Jilly nodded. "Brenda will probably hate us for telling you about any of this, but you seem to care for her and right now I get the feeling she needs all the people she can get to care about her."

"What— what's the matter with her?" Jim asked.

"We don't know exactly," Jilly said.

With Jilly having opened the Pandora's box, Wendy realized she couldn't hold back herself now. She just hoped that it wouldn't put Jim off and that Brenda would forgive them.

"Brenda's got a serious case of low self-esteem," she said. "Way serious. She's always had money problems, but now we think she's quit smoking and gone on some weird crash diet. If you've done either, you probably know how it can make you a little crazy. With everything coming down at once on of that— losing her job, obviously way broke— God knows what she's thinking right now."

"She never said anything..."

"Well, she wouldn't, would she?" Wendy said. "Do you lay all your problems on a woman you've just met— especially someone you might like a lot?"

"She said that?" Jim asked. "That she likes me a lot?"

Wendy and Jilly exchanged amused glances. It was almost like talking to Brenda, Wendy thought. That'd be the first thing she'd center on as well.

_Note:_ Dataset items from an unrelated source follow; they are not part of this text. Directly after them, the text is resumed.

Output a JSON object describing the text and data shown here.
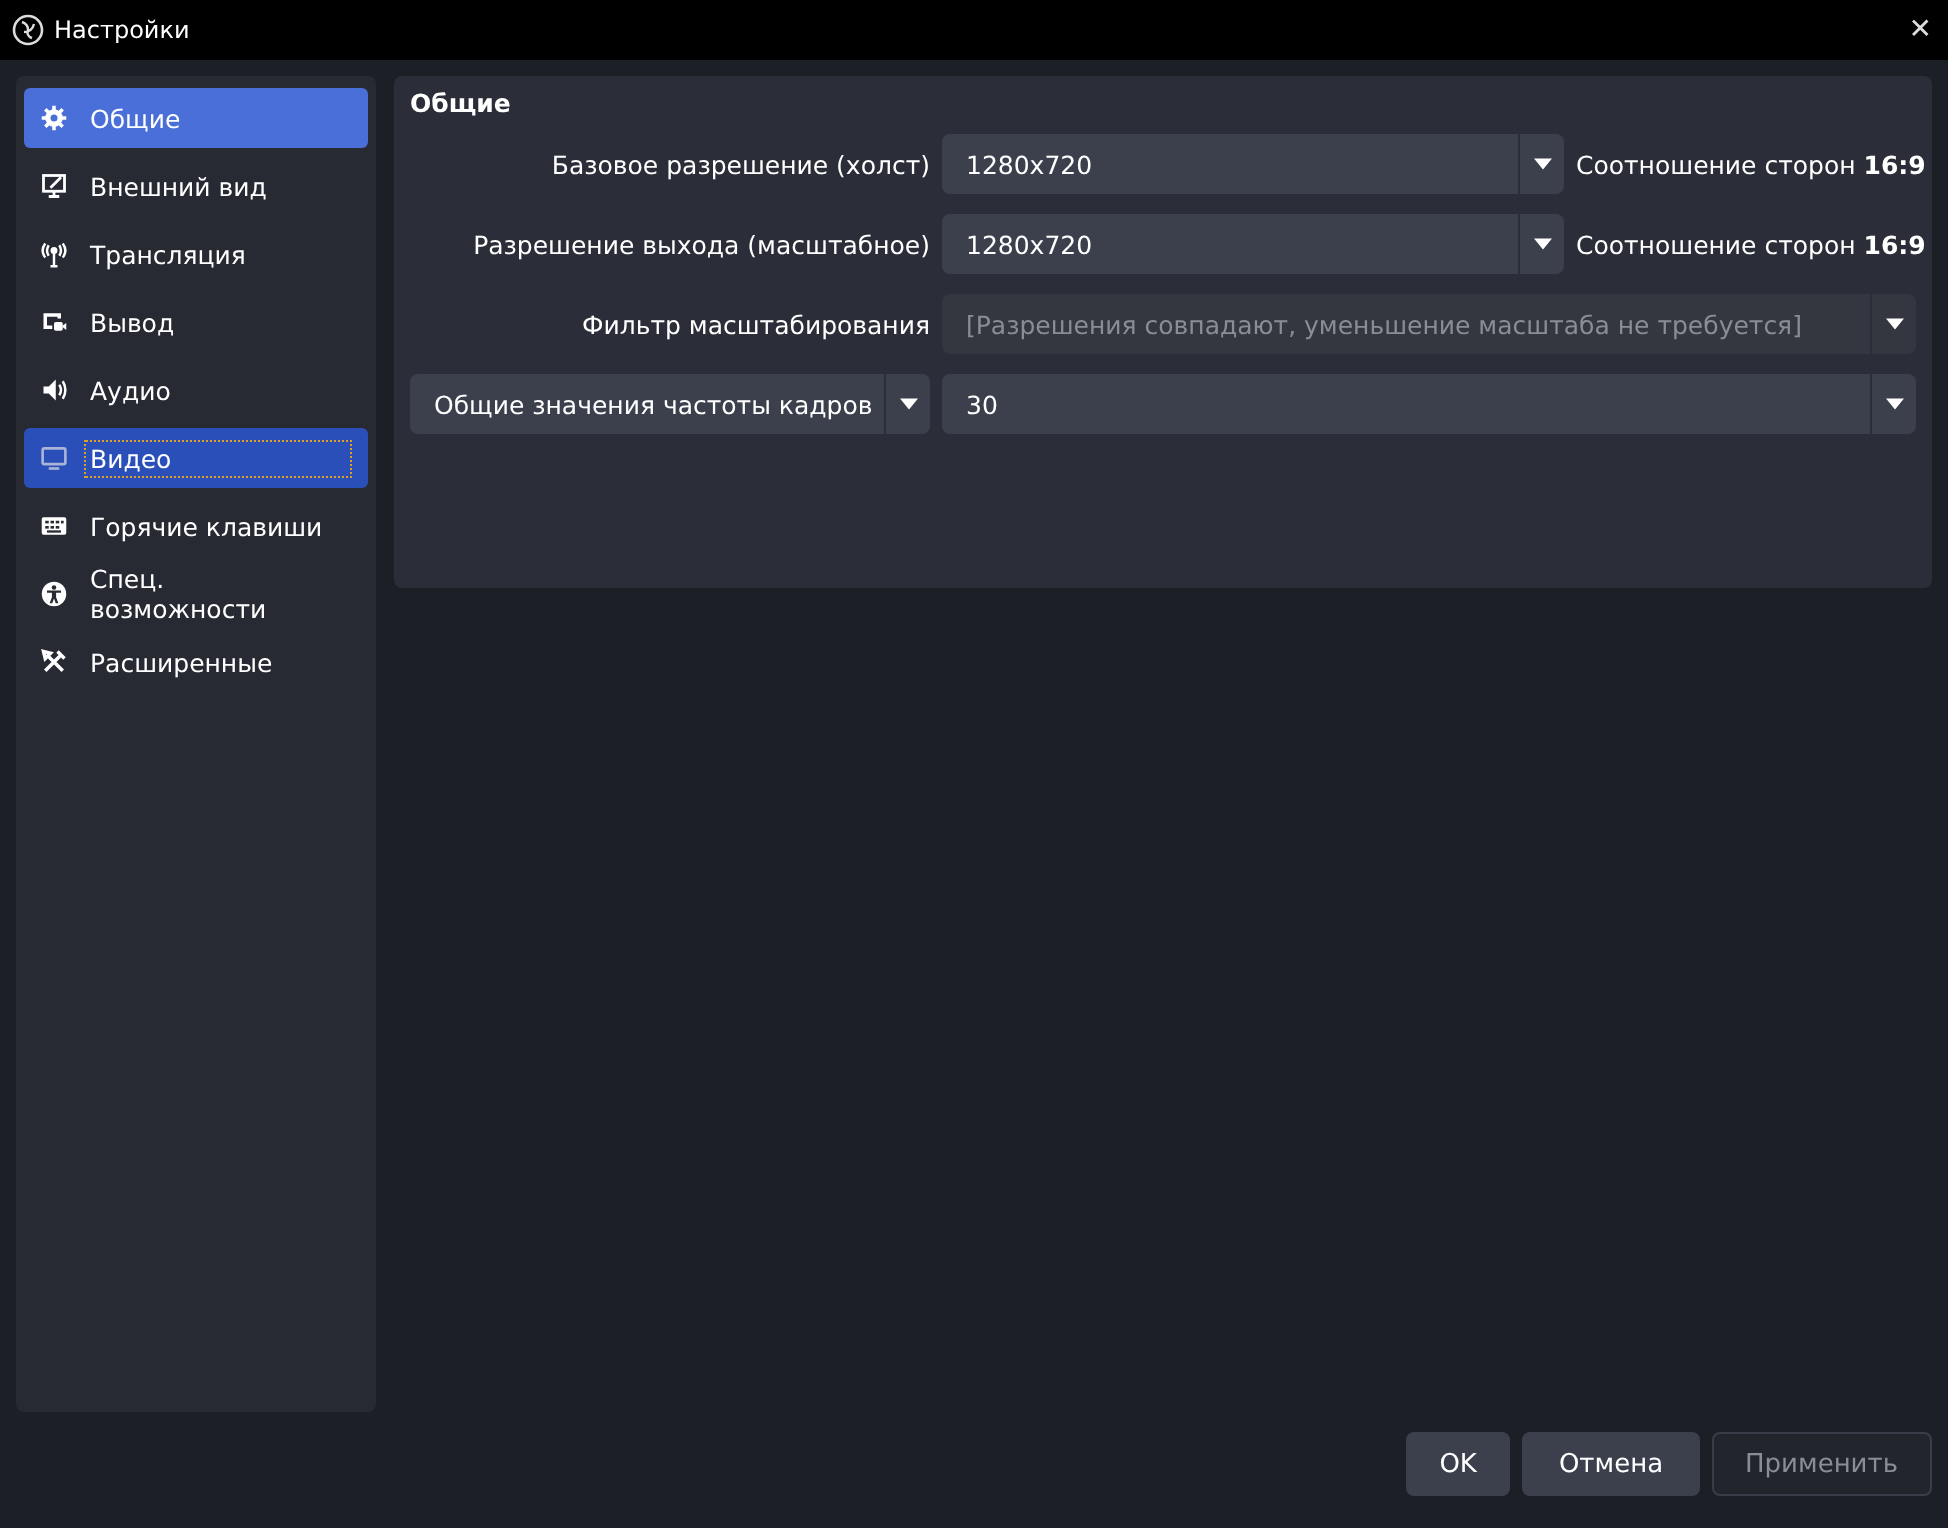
{
  "window": {
    "title": "Настройки",
    "close": "✕"
  },
  "sidebar": {
    "items": [
      {
        "label": "Общие",
        "selected": false,
        "highlighted": true
      },
      {
        "label": "Внешний вид",
        "selected": false,
        "highlighted": false
      },
      {
        "label": "Трансляция",
        "selected": false,
        "highlighted": false
      },
      {
        "label": "Вывод",
        "selected": false,
        "highlighted": false
      },
      {
        "label": "Аудио",
        "selected": false,
        "highlighted": false
      },
      {
        "label": "Видео",
        "selected": true,
        "highlighted": false
      },
      {
        "label": "Горячие клавиши",
        "selected": false,
        "highlighted": false
      },
      {
        "label": "Спец. возможности",
        "selected": false,
        "highlighted": false
      },
      {
        "label": "Расширенные",
        "selected": false,
        "highlighted": false
      }
    ]
  },
  "section": {
    "title": "Общие",
    "rows": [
      {
        "kind": "combo",
        "label": "Базовое разрешение (холст)",
        "value": "1280x720",
        "disabled": false,
        "note": "Соотношение сторон **16:9**"
      },
      {
        "kind": "combo",
        "label": "Разрешение выхода (масштабное)",
        "value": "1280x720",
        "disabled": false,
        "note": "Соотношение сторон **16:9**"
      },
      {
        "kind": "combo",
        "label": "Фильтр масштабирования",
        "value": "[Разрешения совпадают, уменьшение масштаба не требуется]",
        "disabled": true
      },
      {
        "kind": "dropdown_label",
        "label": "Общие значения частоты кадров",
        "value": "30",
        "disabled": false
      }
    ]
  },
  "buttons": [
    {
      "label": "OK",
      "disabled": false
    },
    {
      "label": "Отмена",
      "disabled": false
    },
    {
      "label": "Применить",
      "disabled": true
    }
  ]
}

"When you were talking to Brenda," Jilly asked. "Did she say where she was staying?"

Jim shook his head.

"Well, I might be able to fix that, Jilly said. "Or at least, Lou might."

She got up and dug her phone out from under a pile of newspapers and art magazines and dialed a number.

"Who's Lou?" Jim asked Wendy.

"A cop she knows."

"Yes, hello?" Jilly said into the phone. "Could I speak to Detective Fucceri, please? It's Jilly Coppercorn calling." She listened for a moment, then put her hand over the mouthpiece. "Great," she told them. "He's in." She removed her hand before either Wendy or Jim could say anything and spoke into the phone again.

"Lou? Hi. It's Jilly. I was wondering if you could do me a favor.

"That's not true— I called you just last week to ask you out for lunch but you were too busy, remember?

"How soon we forget.

"What? Oh, right. I want to get an address to go with a phone number.

"Well, no. I don't have the number yet. I need that as well."

Wendy sat fascinated as she listened to Jilly deal with number traces and the like as though she were some TV private eye who did this all the time. Jilly passed on Jim's number and the approximate time of Brenda's call to Lou, then finally hung up and gave Jim and Wendy a look of satisfaction.

"Lou'll have the address for us in about half an hour," she said.

"Can anybody do that?" Jim asked.

Wendy just looked at him. "What do you think?" she asked.

"What's the big deal?" Jilly asked. "All I did was ask a friend to do us a favor."

"But only you would think of tracing Brenda's call," Wendy said.